Wednesday, August 19, 2009

Adam


It isn't Young Adam but rather Adam. A cross between a heartfelt romancer and a disease movie of the week, Adam confounds you even when you want to like it. Don't worry the disease isn't terminal. It's asperger syndrome. As a result we have a slightly more lucid Rainman male lead (Hugh Dancy) contending with the independent minded, educated, and always mesmerizing Rose Byrne. Just an aside, I really liked Byrne in a movie that most people dogged earlier this year, Knowing. People are going to dog Adam too, but this time they'll be right.
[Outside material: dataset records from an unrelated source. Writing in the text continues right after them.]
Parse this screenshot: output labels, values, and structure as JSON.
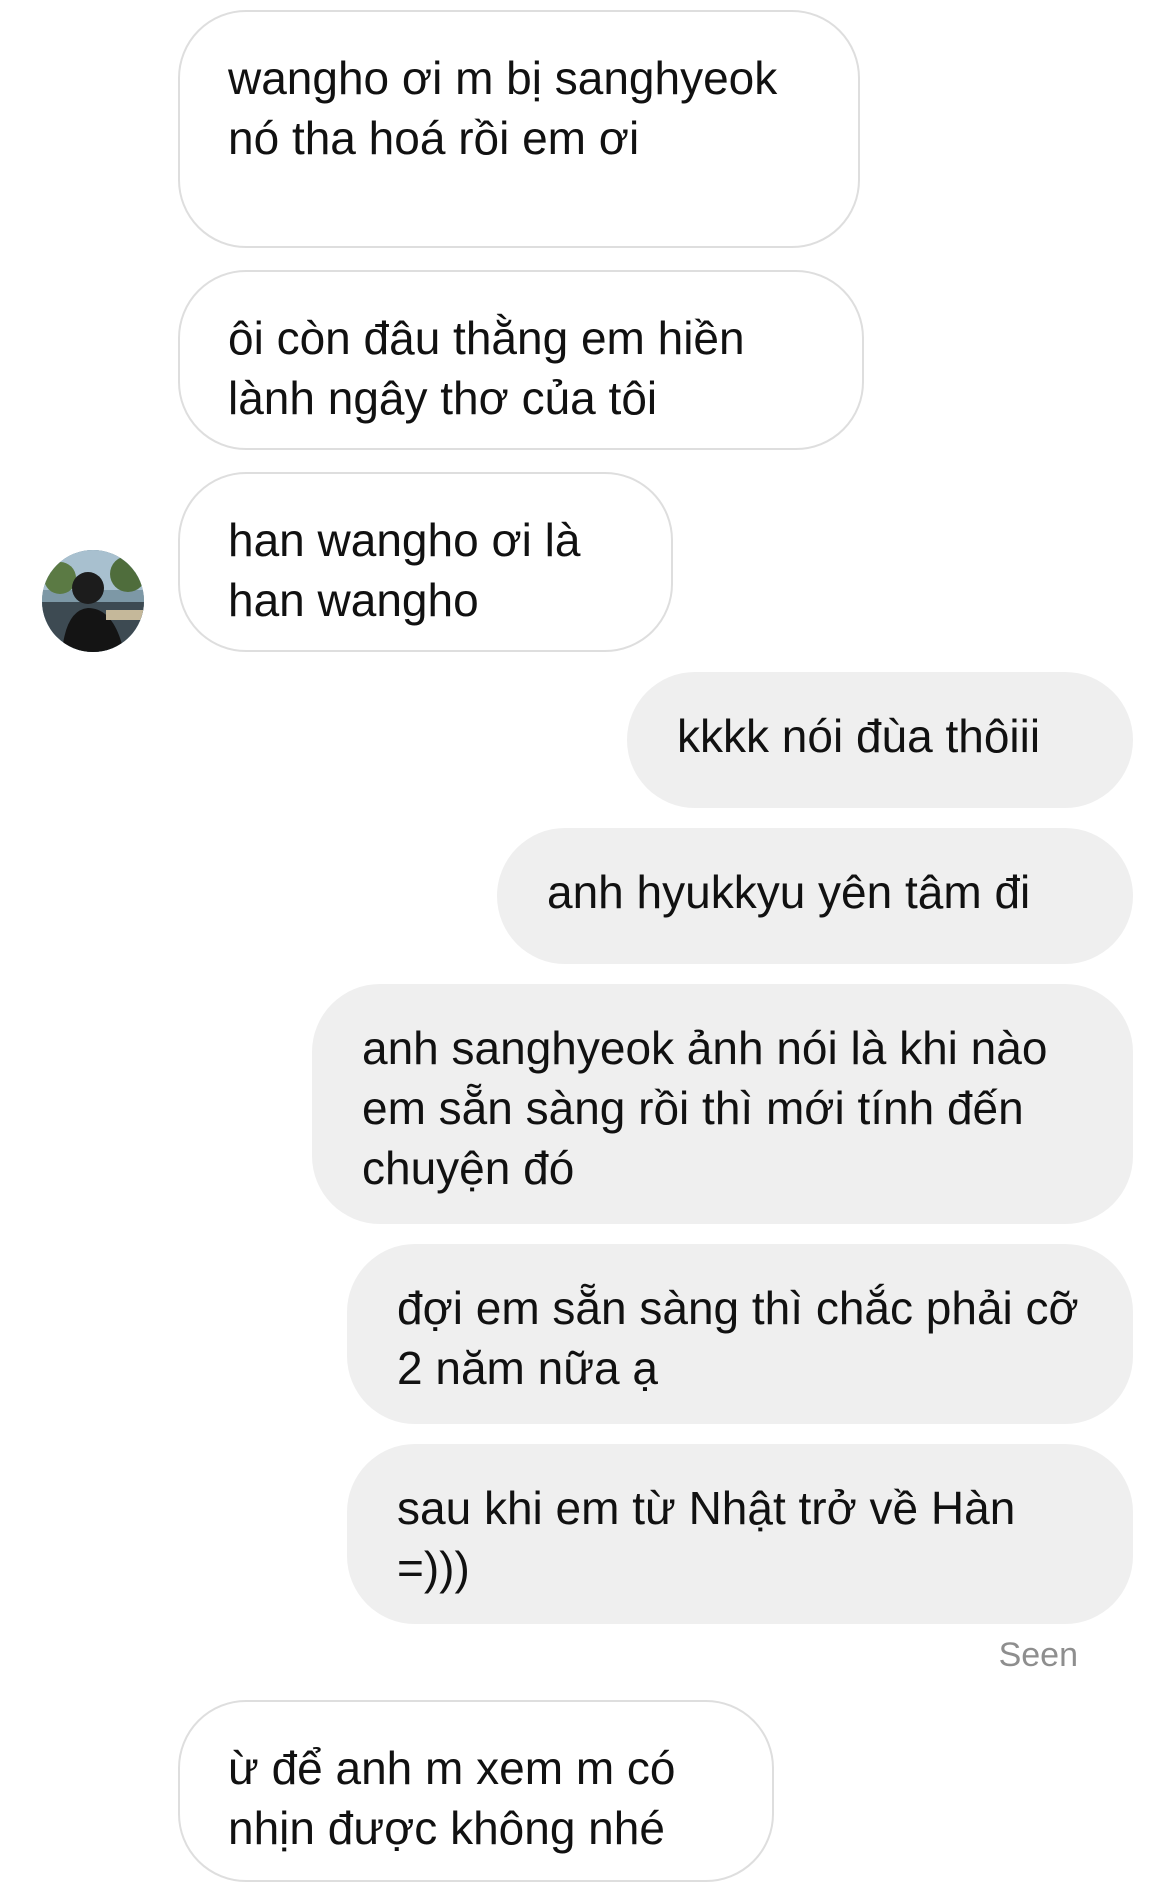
{
  "conversation": {
    "contact_avatar": "profile-photo",
    "seen_label": "Seen",
    "messages": [
      {
        "sender": "them",
        "text": "wangho ơi m bị sanghyeok nó tha hoá rồi em ơi"
      },
      {
        "sender": "them",
        "text": "ôi còn đâu thằng em hiền lành ngây thơ của tôi"
      },
      {
        "sender": "them",
        "text": "han wangho ơi là han wangho"
      },
      {
        "sender": "me",
        "text": "kkkk nói đùa thôiii"
      },
      {
        "sender": "me",
        "text": "anh hyukkyu yên tâm đi"
      },
      {
        "sender": "me",
        "text": "anh sanghyeok ảnh nói là khi nào em sẵn sàng rồi thì mới tính đến chuyện đó"
      },
      {
        "sender": "me",
        "text": "đợi em sẵn sàng thì chắc phải cỡ 2 năm nữa ạ"
      },
      {
        "sender": "me",
        "text": "sau khi em từ Nhật trở về Hàn =)))"
      },
      {
        "sender": "them",
        "text": "ừ để anh m xem m có nhịn được không nhé"
      }
    ]
  },
  "colors": {
    "incoming_bg": "#ffffff",
    "incoming_border": "#dedede",
    "outgoing_bg": "#efefef",
    "seen_text": "#8e8e8e"
  }
}
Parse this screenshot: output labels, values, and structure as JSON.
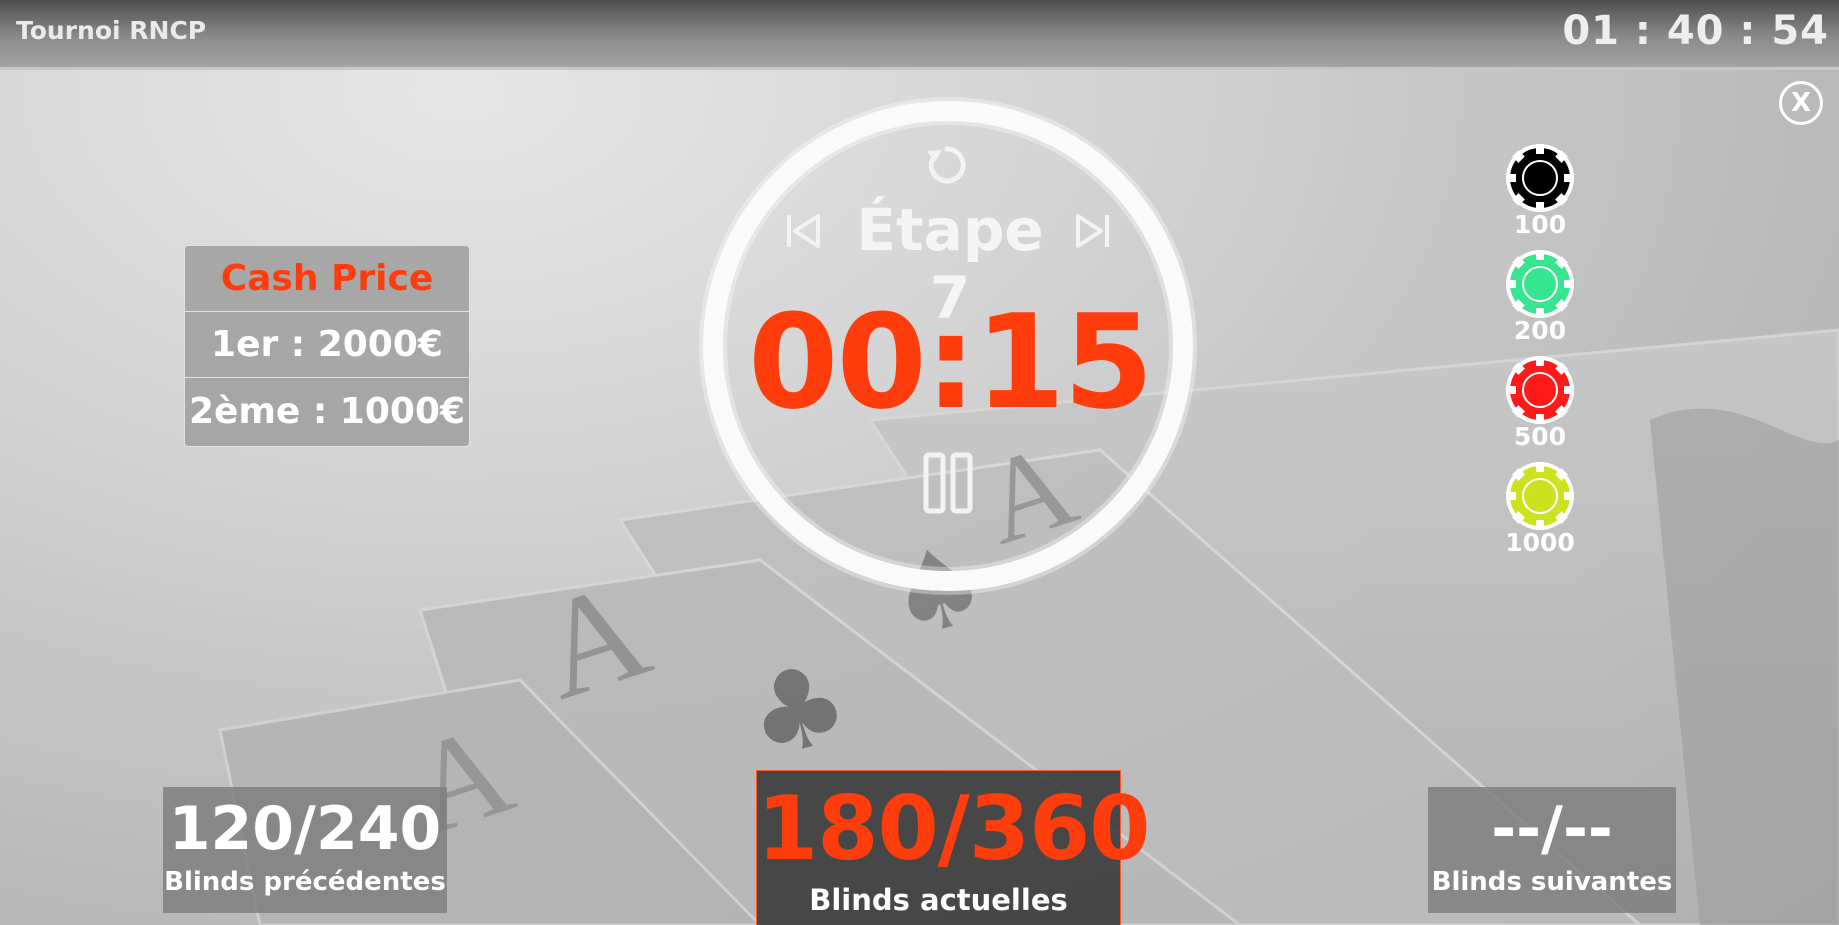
{
  "app": {
    "title": "Tournoi RNCP",
    "clock": "01 : 40 : 54"
  },
  "close_label": "X",
  "cash_price": {
    "title": "Cash Price",
    "rows": [
      "1er : 2000€",
      "2ème : 1000€"
    ]
  },
  "timer": {
    "stage": "Étape 7",
    "countdown": "00:15",
    "ring_color": "#fafafa",
    "accent": "#ff3d0c"
  },
  "chips": [
    {
      "value": "100",
      "color": "#000000"
    },
    {
      "value": "200",
      "color": "#35e58f"
    },
    {
      "value": "500",
      "color": "#ff1a1a"
    },
    {
      "value": "1000",
      "color": "#cde21f"
    }
  ],
  "blinds": {
    "previous": {
      "value": "120/240",
      "label": "Blinds précédentes"
    },
    "current": {
      "value": "180/360",
      "label": "Blinds actuelles"
    },
    "next": {
      "value": "--/--",
      "label": "Blinds suivantes"
    }
  },
  "icons": [
    "reset-icon",
    "previous-icon",
    "next-icon",
    "pause-icon",
    "close-icon"
  ]
}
Dancy's affliction at first worries Byrne since she has a crush on him. She studies up on the disease and finds ways to initiate a relationship. Complicating matters are her father who's involved in a court case due to his mishandling of money matters. There's no kind way to say it but Adam just lies there, derivative at every turn and just begging to be put down. The main fault of Adam is how the director just expects the audience to go with a scene because it's a park scene or a bedroom scene or a courtroom scene. There's never any reality to the reality. For instance, Byrne's dad turns out to to be up on big time charges requiring at least a few years in prison but we never actually know the actual crime he's committed. All the scenes that aren't just Bryne and Dancy are clumsy, whether it's Dancy's workplace dramas or the one-on-one conversations he was with what is apparently his only friend (Frankie Faison as Harlan).
Just because Dancy has a disease doesn't mean he has to break things in a rage. Although the way I understand it every actor has a clause in their contract that guarantees them a scene smashing up objects in the room.